Search Over the Organ

The search algorithm  will use active LSE to determine where the robot should poke the organ for maximum information gain. It will take the searchable surface and output coordinates in the robot frame of where to poke next.

Alternatives: Instead of intelligently determining where to poke the organ, the organ can be divided into a meshgrid and we can direct the robot to poke within each box of the grid in a brute-force manner.

Inverse Robot Kinematics

The dVRK already has PID control and robot kinematics implemented. The current robot kinematics allow the robot to move into “unreachable positions” from which the robot cannot recover. We will develop a helper algorithm on top of the robot kinematics to ensure that the robot does not move into these positions by checking if the desired position and orientation are within the operating range of the dVRK.

Display

Figure 6: Stiffness map overlaid on phantom organ

Given a stiffness map, the Biorobotics Lab at CMU has implemented an algorithm to render it into stereo images. We will have to ensure that the stiffness map aligns with the moving organ. This will be done with rendering software with some preprocessing.

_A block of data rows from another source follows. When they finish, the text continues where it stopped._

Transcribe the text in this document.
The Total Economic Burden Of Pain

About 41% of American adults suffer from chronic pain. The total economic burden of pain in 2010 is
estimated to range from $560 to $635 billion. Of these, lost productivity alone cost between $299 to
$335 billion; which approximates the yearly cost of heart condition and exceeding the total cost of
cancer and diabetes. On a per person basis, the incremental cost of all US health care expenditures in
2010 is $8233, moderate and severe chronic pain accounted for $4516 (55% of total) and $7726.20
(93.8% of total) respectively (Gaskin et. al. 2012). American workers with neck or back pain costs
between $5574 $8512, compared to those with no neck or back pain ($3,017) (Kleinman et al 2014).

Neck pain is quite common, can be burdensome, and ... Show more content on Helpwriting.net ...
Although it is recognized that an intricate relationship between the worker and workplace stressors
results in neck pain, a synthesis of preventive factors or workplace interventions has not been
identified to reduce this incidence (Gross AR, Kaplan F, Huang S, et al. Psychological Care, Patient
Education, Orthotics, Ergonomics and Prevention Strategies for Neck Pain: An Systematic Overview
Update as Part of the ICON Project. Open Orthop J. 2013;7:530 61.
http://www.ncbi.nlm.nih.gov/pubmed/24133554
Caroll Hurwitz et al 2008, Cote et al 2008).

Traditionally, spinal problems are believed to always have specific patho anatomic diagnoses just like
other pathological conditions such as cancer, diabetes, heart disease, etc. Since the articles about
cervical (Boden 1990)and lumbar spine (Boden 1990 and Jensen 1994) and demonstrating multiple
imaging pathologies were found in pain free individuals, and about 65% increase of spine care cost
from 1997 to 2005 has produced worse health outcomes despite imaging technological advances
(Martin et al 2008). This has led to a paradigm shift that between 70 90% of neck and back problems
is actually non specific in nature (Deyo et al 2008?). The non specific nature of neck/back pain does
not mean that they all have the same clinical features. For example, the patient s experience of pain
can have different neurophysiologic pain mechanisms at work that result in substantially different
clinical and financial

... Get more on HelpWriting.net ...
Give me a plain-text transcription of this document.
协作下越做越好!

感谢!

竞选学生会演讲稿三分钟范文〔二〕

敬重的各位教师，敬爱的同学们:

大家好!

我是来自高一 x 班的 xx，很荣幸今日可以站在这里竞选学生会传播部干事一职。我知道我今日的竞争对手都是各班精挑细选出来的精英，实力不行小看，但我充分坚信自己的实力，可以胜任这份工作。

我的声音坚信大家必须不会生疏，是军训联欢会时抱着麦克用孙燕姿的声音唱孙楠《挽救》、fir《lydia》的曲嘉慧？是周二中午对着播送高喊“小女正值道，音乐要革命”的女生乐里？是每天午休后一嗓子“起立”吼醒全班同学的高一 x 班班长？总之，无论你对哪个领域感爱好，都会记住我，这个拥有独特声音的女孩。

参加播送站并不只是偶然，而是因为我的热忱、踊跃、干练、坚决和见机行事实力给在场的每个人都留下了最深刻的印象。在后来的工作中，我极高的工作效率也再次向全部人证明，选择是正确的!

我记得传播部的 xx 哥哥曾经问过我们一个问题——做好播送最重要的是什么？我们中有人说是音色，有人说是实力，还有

This subsystem works a little differently in simulation because we did not simulate a stereo camera. Once the robot completes the palpation procedure, a visualization of the results as shown in Figure 7 appears for the user/surgeon by switching on two ROS topics. The first topic publishes the shape and location of the ground truth tumor, shown in green, while the second topic publishes palpated points in white. During development, we overlay both visualizations on the liver to get an understanding of what percentage of the tumor(s) was classified correctly. The minimum bounding circle shown in yellow is sketched offline to show how we calculated our accuracy percentages.